3.2.5 Zusammenfassend hat der Rekurrent nicht glaubhaft gemacht, dass er durch ein unverschuldetes Hindernis von der Einhaltung der Frist für die Rekursanmeldung abgehalten worden ist. Folglich hat das JSD das Gesuch um Wiedereinsetzung in den vorigen Stand zu Recht abgewiesen. Da der Rekurrent seinen Rekurs gegen die Verfügung vom 26. Februar 2020 zu spät angemeldet hat (vgl. oben E. 2), ist das JSD darauf zu Recht nicht eingetreten.
Aus den vorstehenden Gründen ist der vorliegende Rekurs unabhängig vom Zeitpunkt der Mandatierung des Rechtsvertreters des Rekurrenten abzuweisen. Die Frage, wann der Rekurrent seinen Rechtsvertreter mandatiert hat (vgl. dazu angefochtener Entscheid E. 10, 18 und 21; Rekursbegründung Ziff. 17 f. und 23), kann deshalb offenbleiben.
4.
Aus den vorstehenden Erwägungen folgt, dass der Rekurs sich als unbegründet erweist und daher abzuweisen ist. Bei diesem Ausgang des Verfahrens hat der Rekurrent gemäss § 30 Abs. 1 VRPG die Kosten des Rekursverfahrens zu tragen. Angemessen erscheint die Erhebung einer Gebühr von CHF 600.– (§ 23 Abs. 1 des Reglements über die Gerichtsgebühren, SG 154.810).
Demgemäss erkennt das Verwaltungsgericht (Dreiergericht):
://: Der Rekurs wird abgewiesen.
Der Rekurrent trägt die Gerichtskosten des verwaltungsgerichtlichen Rekursverfahrens mit einer Gebühr von CHF 600.–, einschliesslich Auslagen.
Mitteilung an:
- Rekurrent
- Justiz- und Sicherheitsdepartement Basel-Stadt
- Regierungsrat des Kantons Basel-Stadt
- Staatssekretariat für Migration (SEM)
APPELLATIONSGERICHT BASEL-STADT
Der a.o.

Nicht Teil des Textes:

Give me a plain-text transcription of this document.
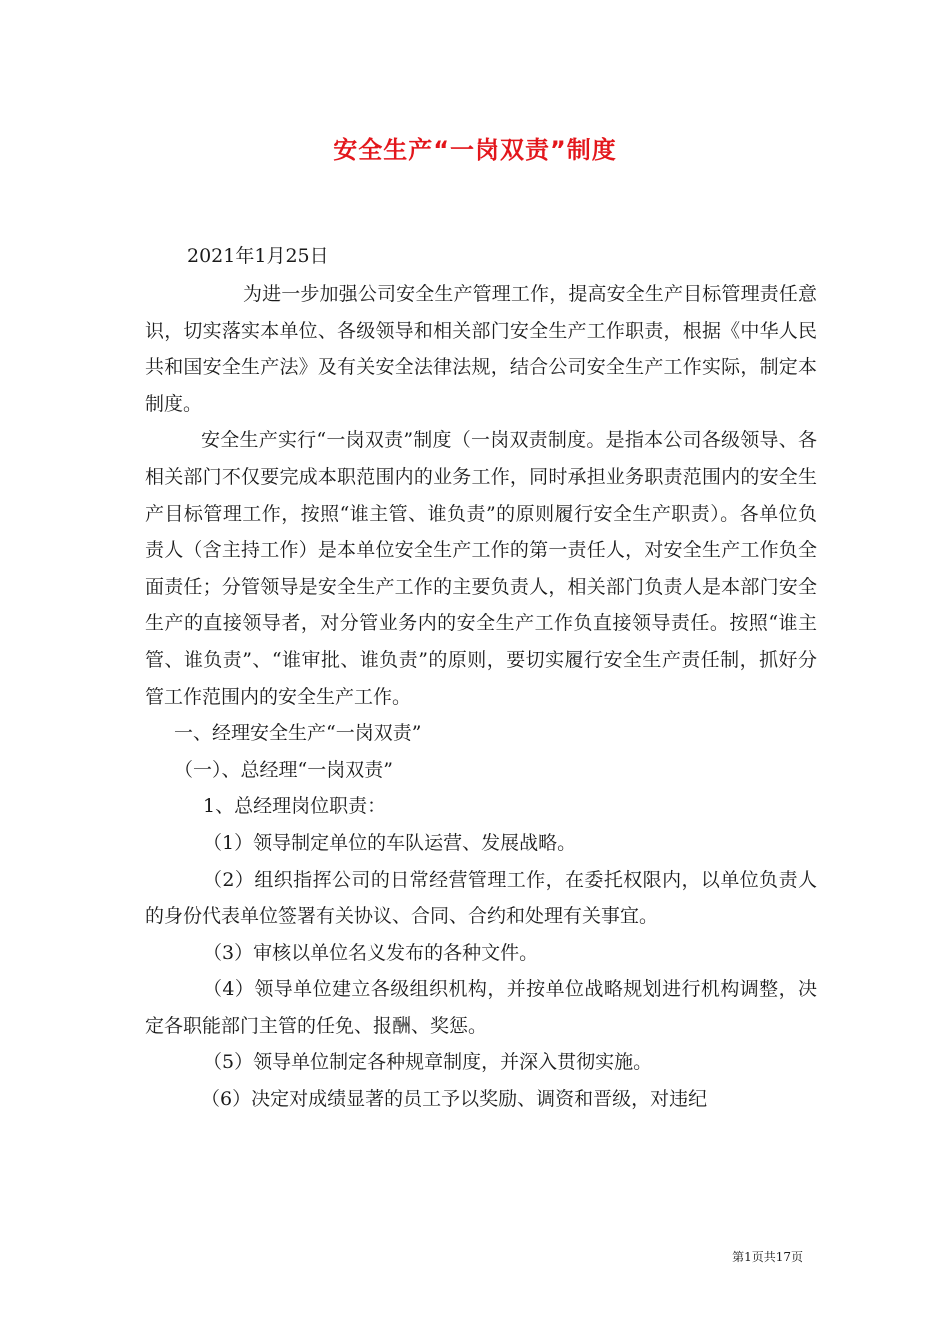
安全生产“一岗双责”制度
2021年1月25日

为进一步加强公司安全生产管理工作，提高安全生产目标管理责任意识，切实落实本单位、各级领导和相关部门安全生产工作职责，根据《中华人民共和国安全生产法》及有关安全法律法规，结合公司安全生产工作实际，制定本制度。

安全生产实行“一岗双责”制度（一岗双责制度。是指本公司各级领导、各相关部门不仅要完成本职范围内的业务工作，同时承担业务职责范围内的安全生产目标管理工作，按照“谁主管、谁负责”的原则履行安全生产职责）。各单位负责人（含主持工作）是本单位安全生产工作的第一责任人，对安全生产工作负全面责任；分管领导是安全生产工作的主要负责人，相关部门负责人是本部门安全生产的直接领导者，对分管业务内的安全生产工作负直接领导责任。按照“谁主管、谁负责”、“谁审批、谁负责”的原则，要切实履行安全生产责任制，抓好分管工作范围内的安全生产工作。

一、经理安全生产“一岗双责”

（一）、总经理“一岗双责”

1、总经理岗位职责：

（1）领导制定单位的车队运营、发展战略。

（2）组织指挥公司的日常经营管理工作，在委托权限内，以单位负责人的身份代表单位签署有关协议、合同、合约和处理有关事宜。

（3）审核以单位名义发布的各种文件。

（4）领导单位建立各级组织机构，并按单位战略规划进行机构调整，决定各职能部门主管的任免、报酬、奖惩。

（5）领导单位制定各种规章制度，并深入贯彻实施。

（6）决定对成绩显著的员工予以奖励、调资和晋级，对违纪

第1页共17页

Gerichtsschreiber
MLaw Luca Wieland
Rechtsmittelbelehrung
Gegen diesen Entscheid kann unter den Voraussetzungen von Art. 82 ff. des Bundesgerichtsgesetzes (BGG) innert 30 Tagen seit schriftlicher Eröffnung Beschwerde in öffentlich-rechtlichen Angelegenheiten erhoben werden. Die Beschwerdeschrift ist fristgerecht dem Bundesgericht (1000 Lausanne 14) einzureichen. Für die Anforderungen an deren Inhalt wird auf Art. 42 BGG verwiesen. Über die Zulässigkeit des Rechtsmittels entscheidet das Bundesgericht.
Ob an Stelle der Beschwerde in öffentlich-rechtlichen Angelegenheiten ein anderes Rechtsmittel in Frage kommt (z.B. die subsidiäre Verfassungsbeschwerde an das Bundesgericht gemäss Art. 113 BGG), ergibt sich aus den anwendbaren gesetzlichen Bestimmungen. Wird sowohl Beschwerde in öffentlich-rechtlichen Angelegenheiten als auch Verfassungsbeschwerde erhoben, sind beide Rechtsmittel in der gleichen Rechtsschrift einzureichen.